Language Resources

The main achievements of the Human Language Techonology group at the University of Szeged in the field of language resource construction are the coordination of the construction of the Szeged TreeBank and the Hungarian Ontology. Besides these datasets there are several language resources which are freely available (see downloads).

Szeged TreeBank 2.0

Syntactic analysis and annotation, that is, the marking of different syntactic units (e.g. nominal or adjectival phrases, postpositional structures, verbs and their arguments) are key steps in natural language processing. A treebank representation that describes the syntactic structure of sentences already exists for most Western European languages and a number of Middle and Eastern European languages, so it was time to create a precisely analyzed Hungarian treebank.

The Group relied on already known sources and existing theories when forming the treebank. After studying and comparing them, our linguists developed a consistent system of syntactic rules. The defined syntactic units were annotated by an automatic pre-annotating unit on texts of the Szeged Corpus 2.0, then linguists checked and corrected the annotated structures. Szeged Treebank 2.0 is based on Szeged TreeBank 1.0.

The database formed in this way provides a reliable basis to develop various computer applications. The determination of annotated syntagmas and their relationship helps in further linguistic processing, among others semantic analysis of texts. 82,000 sentences (1.2 million word entries + 250,000 punctuation marks), that is, the entire Szeged Corpus 2.0 file has been annotated. Treebank files are stored in XML format; their inner structure is described by TEI P4 DTD (Document Type Definition) scheme.

After the TreeBank had been completed, the Group started forming a system of rules essential for the syntactic parser. This system of rules was set up relying on two main sources.

One part of the rules was set up by the linguists of the consortium, which was then completed by rules obtained from the annotated treebank by computer learning methods. The developments were carried out in co-operation with MorphoLogic Ltd. and HAS Research Institute for Linguistics.

Hungarian ontology - the Hungarian WordNet

Computer application development concerning Hungarian language calls for the development of a Hungarian vocabulary database manageable by automated processes. In computational linguistics, ontology can be defined as the data structure of formally defined concepts and relations, by means of which semantic inferences can be drawn. The so-called language ontologies form an important sub-class of computational ontologies.

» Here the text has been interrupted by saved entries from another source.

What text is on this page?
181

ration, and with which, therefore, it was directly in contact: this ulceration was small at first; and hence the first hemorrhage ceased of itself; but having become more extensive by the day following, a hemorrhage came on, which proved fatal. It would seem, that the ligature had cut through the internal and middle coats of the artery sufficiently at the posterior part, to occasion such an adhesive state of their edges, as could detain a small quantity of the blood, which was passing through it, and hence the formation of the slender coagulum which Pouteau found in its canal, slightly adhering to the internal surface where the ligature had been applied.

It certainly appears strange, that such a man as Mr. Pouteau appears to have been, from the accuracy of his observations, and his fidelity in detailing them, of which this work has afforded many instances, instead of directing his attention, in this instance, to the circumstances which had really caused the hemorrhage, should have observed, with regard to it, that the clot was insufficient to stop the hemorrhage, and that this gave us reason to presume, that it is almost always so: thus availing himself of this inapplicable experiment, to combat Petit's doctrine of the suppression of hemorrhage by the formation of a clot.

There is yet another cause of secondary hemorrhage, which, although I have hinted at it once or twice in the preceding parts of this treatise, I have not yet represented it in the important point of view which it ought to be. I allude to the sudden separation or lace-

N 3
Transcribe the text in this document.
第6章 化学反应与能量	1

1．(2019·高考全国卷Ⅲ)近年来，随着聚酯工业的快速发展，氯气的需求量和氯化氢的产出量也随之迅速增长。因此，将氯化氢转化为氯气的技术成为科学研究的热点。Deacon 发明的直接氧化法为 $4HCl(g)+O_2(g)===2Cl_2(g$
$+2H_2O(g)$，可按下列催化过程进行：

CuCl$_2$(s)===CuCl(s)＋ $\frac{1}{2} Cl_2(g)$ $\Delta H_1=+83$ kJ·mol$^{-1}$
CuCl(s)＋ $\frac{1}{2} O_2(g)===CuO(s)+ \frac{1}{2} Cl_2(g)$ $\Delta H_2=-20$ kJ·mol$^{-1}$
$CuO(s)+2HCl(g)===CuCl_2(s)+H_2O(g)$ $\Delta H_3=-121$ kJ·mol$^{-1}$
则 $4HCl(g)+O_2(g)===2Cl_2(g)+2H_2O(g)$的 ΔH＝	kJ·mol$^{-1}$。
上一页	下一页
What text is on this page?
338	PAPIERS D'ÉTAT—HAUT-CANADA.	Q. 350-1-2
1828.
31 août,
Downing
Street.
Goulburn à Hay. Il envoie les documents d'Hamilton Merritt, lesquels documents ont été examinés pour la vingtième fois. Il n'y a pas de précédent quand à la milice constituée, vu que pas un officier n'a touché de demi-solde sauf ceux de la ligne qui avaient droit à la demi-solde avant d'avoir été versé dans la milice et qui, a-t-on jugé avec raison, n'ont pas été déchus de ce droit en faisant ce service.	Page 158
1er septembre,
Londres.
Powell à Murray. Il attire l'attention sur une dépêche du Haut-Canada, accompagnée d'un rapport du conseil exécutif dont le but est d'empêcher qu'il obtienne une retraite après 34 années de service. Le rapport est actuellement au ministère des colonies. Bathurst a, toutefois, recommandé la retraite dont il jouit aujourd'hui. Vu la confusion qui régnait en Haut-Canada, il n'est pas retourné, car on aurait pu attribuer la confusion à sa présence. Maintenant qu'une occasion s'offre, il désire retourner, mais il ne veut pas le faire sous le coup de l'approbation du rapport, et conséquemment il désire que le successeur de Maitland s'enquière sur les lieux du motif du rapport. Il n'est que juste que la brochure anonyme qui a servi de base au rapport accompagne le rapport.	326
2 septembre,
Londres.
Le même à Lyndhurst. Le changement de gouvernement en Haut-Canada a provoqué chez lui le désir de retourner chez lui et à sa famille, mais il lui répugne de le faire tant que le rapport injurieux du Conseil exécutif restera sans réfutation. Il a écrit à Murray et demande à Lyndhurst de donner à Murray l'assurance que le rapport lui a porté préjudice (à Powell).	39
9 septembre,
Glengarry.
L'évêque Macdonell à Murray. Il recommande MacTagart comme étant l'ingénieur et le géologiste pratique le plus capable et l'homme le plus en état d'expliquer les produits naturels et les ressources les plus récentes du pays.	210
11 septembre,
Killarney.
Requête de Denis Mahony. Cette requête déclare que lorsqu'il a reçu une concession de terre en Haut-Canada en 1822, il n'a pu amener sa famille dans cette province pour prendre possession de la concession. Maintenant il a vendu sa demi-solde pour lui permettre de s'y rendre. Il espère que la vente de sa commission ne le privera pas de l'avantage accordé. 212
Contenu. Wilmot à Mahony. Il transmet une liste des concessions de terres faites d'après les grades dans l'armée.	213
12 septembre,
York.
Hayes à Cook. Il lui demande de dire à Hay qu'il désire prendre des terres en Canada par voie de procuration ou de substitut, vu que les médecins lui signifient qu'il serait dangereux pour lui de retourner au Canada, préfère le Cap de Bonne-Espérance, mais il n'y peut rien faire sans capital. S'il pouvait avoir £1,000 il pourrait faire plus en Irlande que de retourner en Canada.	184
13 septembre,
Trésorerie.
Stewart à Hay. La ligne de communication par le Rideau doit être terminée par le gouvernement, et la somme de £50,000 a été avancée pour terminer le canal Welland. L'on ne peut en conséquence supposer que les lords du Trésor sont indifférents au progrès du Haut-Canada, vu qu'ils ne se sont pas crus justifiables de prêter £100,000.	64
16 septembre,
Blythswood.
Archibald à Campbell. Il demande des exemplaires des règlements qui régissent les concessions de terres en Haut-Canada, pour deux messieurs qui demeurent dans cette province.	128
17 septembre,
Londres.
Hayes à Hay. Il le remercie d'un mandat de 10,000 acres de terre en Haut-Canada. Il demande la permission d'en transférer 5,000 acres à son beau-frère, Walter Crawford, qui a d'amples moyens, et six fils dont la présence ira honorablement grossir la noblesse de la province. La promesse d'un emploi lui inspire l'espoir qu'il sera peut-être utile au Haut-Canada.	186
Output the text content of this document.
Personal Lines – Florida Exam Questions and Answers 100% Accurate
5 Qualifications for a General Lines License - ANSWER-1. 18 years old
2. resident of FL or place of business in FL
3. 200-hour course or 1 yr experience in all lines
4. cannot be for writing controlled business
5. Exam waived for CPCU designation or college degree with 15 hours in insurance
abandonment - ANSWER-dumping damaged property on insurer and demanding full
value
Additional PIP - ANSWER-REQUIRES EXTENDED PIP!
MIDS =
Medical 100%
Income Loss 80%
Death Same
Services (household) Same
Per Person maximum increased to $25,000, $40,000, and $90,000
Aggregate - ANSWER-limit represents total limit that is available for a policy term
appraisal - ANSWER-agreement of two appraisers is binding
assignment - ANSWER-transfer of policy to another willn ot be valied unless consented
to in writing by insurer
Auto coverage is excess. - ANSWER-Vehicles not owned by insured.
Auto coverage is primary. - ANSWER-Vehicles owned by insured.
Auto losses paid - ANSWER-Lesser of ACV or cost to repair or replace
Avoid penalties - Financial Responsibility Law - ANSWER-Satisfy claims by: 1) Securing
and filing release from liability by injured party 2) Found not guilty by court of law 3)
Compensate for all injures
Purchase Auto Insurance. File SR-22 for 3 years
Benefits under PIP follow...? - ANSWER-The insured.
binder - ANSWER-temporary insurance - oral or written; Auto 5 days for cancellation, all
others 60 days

The objectives of the EuroWordNet project are to create a semantically structured, general purpose Hungarian concept set on the basis of the results and formalism of EuroWordNet language ontology, furthermore to supplement this ontology with a special sub-language already examined by the consortium, that is, a domain-specific ontology including expressions of business language, and finally to present a potential application of the so-created concept network in the field of information extraction.

The main result of the project is the development of a large, strictly structured natural language concept set (ontology), which will help in finding solutions to several important scientific and technological problems. Regarding scientific achievements, it is important to emphasize that developments belong to the semantics of Hungarian language, i.e. of a language which significantly differs from other investigated European languages in typology and morphology.

As the structure of WordNet ontologies is much more complex than that of any simple lexicon or thesaurus, its application potentials are far richer. As a mental encyclopedia of native speakers of Hungarian, a Hungarian WordNet ontology could - to a large extent - assist language teaching in schools. Its standardized interconnection with the other WordNets guarantees its applicability in teaching foreign languages as well. The proper acquisition of the lexical material of the studied foreign language for example, may significantly contribute to the learner's clear understanding of the differences and similarities of his/her native and the target language. In addition, the concept network of WordNet may have a significant role in psycho-linguistic experiments concerning Hungarian language.

Beyond purely scientific applicability, electronic-based language technology applications of a Hungarian WordNet may also open new vistas. Search efficiency of different search engines is greatly increased if these tools have reliable access to the semantic environment of the search expression. This may lead to the improvement of future search engines that are capable of satisfying user needs to a greater extent. This may also increase the efficiency of information extraction and machine translation technologies by providing information about the semantic attributes of the analyzed text. Automatisms supported by ontologies can handle the context of the information to be extracted or translated, therefore, it is likely to produce more reliable results than mere pattern matching or word-by-word translating methods.

The developments were carried out in co-operation with MorphoLogic Ltd. and HAS Research Institute for Linguistics.